There’s an inherent poignant sadness to the U.S. prairies. Its an endless monotony to some while to others its a landscape of strangely seductive beauty. The Great Plains have a fascinating history - its prairie lands have always been misjudged and misunderstood. This composition tries to capture that melancholy as well as its vastness and elusive grandeur.
Listen (YouTube) - link opens on a separate tab/window to allow simultaneous online listening: Prairie Winds
History
The prairie can be a harsh environment. Before the European “invasion”, enormous herds of buffalo roamed the landscape and sustained the Native Americans.
Once the frontier was criss-crossed with an increasing number of covered wagon trains and the transcontinental railroads were built, the buffalo was nearly exterminated! At this point in time, pioneering homesteaders tried desperately to eke out a meager existence as farmers.
The Dust Bowl
During the 1930s, a lengthy and severe drought caused massive dust storms and forced tens of thousands of poverty-stricken families to abandon their farms. Between 1930 and 1940, approximately 3.5 million people moved out of the Plains causing one of the largest migrations in American history.
The Heartland
Now of course the Great Plains are a source of American pride and patriotism. “Amber waves of grain” and the never-ending open road across miles and miles of corn fields ironically serve as metaphors for freedom and the restless American spirit.
Music
The soundscape opens with the sound of wind and a buffalo stampede in the distance. A plaintive melody is heard on the Native American flute slowly giving way to a trombone chorale. A “flute” quartet (Native American flute accompanied by recorders) follows.
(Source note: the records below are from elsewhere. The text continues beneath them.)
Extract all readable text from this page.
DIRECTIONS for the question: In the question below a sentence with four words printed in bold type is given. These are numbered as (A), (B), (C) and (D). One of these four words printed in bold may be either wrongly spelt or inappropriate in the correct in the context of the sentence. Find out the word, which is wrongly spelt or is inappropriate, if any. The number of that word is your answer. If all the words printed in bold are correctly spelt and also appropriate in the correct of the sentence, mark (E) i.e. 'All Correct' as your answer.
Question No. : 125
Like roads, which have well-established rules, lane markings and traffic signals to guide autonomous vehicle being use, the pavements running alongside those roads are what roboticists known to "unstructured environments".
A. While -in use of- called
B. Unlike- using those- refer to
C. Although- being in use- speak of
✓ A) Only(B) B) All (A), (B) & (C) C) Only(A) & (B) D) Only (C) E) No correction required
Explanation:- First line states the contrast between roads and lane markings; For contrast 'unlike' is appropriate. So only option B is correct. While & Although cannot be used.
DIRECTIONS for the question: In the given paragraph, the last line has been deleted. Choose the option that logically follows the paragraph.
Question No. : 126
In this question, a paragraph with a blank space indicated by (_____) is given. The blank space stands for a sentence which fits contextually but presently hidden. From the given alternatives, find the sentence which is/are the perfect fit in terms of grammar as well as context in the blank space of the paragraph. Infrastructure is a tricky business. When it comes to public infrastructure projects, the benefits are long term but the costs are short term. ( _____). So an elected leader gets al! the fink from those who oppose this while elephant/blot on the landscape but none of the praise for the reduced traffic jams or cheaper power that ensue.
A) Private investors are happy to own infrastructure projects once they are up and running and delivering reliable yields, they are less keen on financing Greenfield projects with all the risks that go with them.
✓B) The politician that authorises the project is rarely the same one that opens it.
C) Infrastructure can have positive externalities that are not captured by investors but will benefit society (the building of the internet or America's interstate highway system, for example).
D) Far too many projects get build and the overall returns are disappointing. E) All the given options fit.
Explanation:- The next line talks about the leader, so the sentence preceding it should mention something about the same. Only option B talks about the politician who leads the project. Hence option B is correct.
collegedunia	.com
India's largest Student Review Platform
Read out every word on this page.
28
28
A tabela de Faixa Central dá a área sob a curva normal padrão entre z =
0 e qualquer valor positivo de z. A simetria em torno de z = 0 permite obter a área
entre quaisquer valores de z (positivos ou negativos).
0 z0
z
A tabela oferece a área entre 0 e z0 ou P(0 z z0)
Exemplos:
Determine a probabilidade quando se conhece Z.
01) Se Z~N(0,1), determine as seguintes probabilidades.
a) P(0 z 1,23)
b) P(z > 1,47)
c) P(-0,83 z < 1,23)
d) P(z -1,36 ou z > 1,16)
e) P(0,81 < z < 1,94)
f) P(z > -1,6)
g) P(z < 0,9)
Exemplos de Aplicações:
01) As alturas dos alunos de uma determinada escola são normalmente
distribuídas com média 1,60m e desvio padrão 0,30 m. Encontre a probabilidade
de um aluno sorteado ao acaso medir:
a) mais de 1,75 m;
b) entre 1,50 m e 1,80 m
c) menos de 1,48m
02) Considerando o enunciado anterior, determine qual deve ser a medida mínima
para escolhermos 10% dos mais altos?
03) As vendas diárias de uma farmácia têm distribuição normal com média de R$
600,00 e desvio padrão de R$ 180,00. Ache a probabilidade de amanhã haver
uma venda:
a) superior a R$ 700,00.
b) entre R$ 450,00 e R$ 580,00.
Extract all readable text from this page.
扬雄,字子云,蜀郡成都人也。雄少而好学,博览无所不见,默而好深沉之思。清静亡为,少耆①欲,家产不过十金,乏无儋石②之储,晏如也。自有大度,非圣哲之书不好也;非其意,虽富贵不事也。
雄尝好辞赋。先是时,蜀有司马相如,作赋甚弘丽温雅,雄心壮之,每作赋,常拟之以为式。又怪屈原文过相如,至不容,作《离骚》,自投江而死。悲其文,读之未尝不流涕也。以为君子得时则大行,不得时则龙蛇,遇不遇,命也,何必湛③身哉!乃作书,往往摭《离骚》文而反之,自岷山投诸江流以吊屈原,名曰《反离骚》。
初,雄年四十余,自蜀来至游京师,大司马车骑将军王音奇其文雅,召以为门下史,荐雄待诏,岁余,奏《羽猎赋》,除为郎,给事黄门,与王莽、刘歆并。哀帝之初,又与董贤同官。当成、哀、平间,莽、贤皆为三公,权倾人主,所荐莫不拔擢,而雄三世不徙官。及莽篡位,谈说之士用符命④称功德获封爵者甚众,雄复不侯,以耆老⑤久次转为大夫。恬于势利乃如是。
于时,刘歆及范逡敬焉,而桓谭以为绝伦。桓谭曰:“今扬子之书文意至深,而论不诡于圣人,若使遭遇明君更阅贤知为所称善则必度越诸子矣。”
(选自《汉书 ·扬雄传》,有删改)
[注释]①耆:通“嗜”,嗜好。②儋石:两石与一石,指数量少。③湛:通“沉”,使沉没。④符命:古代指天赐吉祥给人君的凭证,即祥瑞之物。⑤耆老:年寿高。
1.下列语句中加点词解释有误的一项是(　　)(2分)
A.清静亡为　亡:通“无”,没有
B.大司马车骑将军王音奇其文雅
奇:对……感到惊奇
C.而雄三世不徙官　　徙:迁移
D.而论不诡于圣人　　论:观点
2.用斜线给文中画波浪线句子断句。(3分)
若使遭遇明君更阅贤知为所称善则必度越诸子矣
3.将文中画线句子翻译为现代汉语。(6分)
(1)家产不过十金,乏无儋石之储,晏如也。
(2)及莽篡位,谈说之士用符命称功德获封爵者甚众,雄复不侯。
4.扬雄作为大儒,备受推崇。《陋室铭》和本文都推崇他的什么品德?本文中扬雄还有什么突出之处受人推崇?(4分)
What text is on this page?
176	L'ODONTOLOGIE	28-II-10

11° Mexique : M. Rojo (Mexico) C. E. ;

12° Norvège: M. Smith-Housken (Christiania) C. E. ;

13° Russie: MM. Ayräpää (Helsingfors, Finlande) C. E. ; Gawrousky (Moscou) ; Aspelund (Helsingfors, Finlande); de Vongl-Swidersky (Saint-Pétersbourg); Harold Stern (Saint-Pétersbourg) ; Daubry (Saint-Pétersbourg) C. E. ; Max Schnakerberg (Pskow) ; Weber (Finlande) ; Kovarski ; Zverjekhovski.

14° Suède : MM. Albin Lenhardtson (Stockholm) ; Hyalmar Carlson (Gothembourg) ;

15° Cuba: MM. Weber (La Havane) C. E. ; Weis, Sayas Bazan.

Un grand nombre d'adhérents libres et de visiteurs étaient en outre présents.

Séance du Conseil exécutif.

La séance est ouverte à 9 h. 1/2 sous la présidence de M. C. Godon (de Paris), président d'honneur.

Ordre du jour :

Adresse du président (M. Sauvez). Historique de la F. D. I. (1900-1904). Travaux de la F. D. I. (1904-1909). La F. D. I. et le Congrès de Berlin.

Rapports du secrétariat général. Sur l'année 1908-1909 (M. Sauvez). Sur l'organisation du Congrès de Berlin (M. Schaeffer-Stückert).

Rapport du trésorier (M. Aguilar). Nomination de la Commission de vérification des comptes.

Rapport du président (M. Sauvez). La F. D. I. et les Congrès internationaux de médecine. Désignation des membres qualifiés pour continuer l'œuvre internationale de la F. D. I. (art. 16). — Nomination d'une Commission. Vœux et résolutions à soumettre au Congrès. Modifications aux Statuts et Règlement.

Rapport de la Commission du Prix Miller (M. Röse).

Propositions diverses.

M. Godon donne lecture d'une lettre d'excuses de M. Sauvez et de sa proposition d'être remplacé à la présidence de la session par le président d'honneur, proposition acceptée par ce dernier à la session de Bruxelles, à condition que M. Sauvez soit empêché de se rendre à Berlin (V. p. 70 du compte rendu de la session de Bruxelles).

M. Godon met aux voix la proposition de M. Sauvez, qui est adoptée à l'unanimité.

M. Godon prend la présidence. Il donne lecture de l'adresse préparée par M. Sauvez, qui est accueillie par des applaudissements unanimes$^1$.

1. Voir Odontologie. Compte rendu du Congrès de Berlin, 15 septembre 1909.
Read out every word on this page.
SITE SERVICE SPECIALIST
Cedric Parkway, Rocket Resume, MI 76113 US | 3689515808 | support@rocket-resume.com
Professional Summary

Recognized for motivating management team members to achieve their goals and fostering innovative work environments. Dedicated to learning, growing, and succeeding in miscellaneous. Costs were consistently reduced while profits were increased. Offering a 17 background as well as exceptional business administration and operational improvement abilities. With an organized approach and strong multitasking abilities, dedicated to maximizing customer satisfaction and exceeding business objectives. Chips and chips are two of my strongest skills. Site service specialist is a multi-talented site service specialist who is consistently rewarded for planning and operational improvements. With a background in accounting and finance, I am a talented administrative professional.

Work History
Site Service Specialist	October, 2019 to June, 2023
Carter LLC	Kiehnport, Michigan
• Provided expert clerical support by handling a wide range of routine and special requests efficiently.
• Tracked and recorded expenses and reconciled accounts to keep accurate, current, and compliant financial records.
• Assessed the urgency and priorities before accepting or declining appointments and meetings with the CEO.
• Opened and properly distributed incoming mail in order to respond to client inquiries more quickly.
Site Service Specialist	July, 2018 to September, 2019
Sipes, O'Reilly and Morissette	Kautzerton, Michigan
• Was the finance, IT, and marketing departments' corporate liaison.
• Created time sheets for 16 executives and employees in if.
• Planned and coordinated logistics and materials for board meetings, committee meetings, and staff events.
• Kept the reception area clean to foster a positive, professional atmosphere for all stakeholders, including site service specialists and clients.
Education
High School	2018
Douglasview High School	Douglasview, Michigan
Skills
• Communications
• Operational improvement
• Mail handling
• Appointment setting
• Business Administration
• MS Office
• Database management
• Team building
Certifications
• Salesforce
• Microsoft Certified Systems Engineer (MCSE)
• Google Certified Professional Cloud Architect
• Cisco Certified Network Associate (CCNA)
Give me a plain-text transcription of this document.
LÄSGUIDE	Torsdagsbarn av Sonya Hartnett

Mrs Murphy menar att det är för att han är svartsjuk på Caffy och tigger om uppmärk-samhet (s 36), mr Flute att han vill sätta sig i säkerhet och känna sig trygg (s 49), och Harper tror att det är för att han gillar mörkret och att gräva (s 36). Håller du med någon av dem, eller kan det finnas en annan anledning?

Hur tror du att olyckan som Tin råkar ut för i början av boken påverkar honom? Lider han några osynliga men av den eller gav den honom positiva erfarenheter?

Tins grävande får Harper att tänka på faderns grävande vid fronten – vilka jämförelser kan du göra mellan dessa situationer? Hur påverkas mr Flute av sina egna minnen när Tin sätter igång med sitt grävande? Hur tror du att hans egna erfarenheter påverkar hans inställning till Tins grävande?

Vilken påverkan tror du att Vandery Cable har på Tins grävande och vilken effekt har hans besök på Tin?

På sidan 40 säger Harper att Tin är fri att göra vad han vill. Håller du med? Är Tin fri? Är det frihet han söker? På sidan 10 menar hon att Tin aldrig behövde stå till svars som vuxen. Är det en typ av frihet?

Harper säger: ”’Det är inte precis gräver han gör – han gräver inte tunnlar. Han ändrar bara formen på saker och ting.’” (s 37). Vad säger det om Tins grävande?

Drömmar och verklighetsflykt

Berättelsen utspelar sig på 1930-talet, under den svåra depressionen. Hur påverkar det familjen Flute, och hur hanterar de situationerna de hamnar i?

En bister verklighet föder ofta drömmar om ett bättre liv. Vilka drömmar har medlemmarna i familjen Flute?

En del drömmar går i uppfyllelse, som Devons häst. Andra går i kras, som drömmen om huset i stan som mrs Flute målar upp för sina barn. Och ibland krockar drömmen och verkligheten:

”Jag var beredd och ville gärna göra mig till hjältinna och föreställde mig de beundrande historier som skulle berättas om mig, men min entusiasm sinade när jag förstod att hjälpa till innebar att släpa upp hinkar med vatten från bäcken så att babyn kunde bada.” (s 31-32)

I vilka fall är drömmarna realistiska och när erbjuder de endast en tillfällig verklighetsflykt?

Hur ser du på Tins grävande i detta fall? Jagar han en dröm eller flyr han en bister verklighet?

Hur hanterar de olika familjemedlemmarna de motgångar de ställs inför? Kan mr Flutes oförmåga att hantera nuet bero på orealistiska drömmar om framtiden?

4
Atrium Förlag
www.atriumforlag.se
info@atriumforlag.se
Languid and peaceful, evocative of the prairie’s vast flat emptiness, both the trombone and the Native American flute take solos in the improv section.
After the solo section, the plaintive melody returns and the motif is passed amongst the trombones and flutes in a more complex antiphonal setting. Lastly... the relentless winds finish the piece, a reminder of the stark and harshness of the prairie winters.